2.) Der VwGH hat in seinem Erkenntnis vom , 2006/15/0333, ausgeführt, dass im Geltungsbereich des EStG 1988 Aufwendungen auf ein Wirtschaftsgut - im Hinblick auf die Regelungen des § 4 Abs. 7 bzw. § 28 Abs. 2 EStG 1988 - nicht schon deshalb zu den Herstellungskosten zu zählen seien, weil sie den Nutzungswert des Wirtschaftsgutes wesentlich erhöhen oder seine Nutzungsdauer wesentlich verlängern. Solange die Wesensart des Wirtschaftsgutes beibehalten werde, stelle auch der Austausch eines wesentlichen Teils eines Wirtschaftsgutes im Sinne einer Generalsanierung noch keine Herstellungsmaßnahme dar.

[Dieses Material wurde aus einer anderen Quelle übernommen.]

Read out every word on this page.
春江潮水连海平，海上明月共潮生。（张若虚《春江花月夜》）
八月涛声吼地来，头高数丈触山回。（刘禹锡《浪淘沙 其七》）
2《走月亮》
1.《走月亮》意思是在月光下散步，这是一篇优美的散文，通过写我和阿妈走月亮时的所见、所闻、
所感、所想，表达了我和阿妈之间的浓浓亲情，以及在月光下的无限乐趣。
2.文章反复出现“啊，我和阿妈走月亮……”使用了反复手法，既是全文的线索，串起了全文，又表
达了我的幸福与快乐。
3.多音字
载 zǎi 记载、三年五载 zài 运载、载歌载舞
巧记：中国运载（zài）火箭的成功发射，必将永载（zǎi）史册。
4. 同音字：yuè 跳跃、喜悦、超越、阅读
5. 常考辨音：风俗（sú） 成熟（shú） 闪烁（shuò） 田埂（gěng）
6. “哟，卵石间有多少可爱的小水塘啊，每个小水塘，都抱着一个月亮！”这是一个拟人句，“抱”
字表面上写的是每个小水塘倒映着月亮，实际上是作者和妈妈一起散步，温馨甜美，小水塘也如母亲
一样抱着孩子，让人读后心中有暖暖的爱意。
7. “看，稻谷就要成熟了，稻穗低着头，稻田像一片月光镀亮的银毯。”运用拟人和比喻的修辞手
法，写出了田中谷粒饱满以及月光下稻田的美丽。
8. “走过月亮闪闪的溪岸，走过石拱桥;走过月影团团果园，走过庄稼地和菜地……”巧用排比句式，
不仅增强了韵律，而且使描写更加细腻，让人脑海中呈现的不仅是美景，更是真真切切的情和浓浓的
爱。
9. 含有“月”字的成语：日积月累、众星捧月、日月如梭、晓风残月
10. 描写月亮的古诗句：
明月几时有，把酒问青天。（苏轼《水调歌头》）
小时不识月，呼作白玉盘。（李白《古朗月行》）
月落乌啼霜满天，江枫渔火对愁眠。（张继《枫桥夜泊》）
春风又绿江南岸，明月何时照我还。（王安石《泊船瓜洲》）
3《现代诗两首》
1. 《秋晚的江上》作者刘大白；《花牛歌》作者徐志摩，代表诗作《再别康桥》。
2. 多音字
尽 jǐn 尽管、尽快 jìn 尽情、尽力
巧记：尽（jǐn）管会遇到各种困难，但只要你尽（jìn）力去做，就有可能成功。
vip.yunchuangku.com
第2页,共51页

Erhaltungsaufwand liegt insbesondere dann vor, wenn vorhandene Teile eines Wirtschaftsgutes ausgetauscht werden. Der Umstand, dass im Zuge der Erhaltung besseres Material oder eine modernere Ausführung gewählt wird, führt noch nicht zu Herstellungsaufwand, "solange nicht die Wesensart des Wirtschaftsgutes verändert wird".
3.) Bereits im Vorerkenntnis hatte der VwGH festgehalten, dass der angefochtene Bescheid "nicht die Feststellung" treffe, "dass die Leitungskapazität ... eine Änderung erfahren hätte". Bei dieser Sachlage spreche nichts dagegen, die angefallenen Aufwendungen als Erhaltungsaufwendungen einzustufen. Im Rahmen von Erhaltungsmaßnahmen könne durchaus dem Umstand Rechnung getragen werden, dass es nach Abschluss der seinerzeitigen Herstellung eines Wirtschaftsgutes zur Entwicklung anderer Materialien gekommen sei. Der angefochtene Bescheid enthalte sich auch in Bezug auf die im Boden verbliebenen Rohre exakter Sachverhaltsfeststellungen. Sollte die verbliebene Leitung eine grundsätzlich nach wie vor funktionstüchtige Wasserleitung darstellen und daneben eine weitere Leitung eingerichtet worden sein, die als zweite Versorgungsleitung bestehe, wäre - "schon im Hinblick auf die klare Kapazitätsausweitung" - eine Herstellung gegeben ().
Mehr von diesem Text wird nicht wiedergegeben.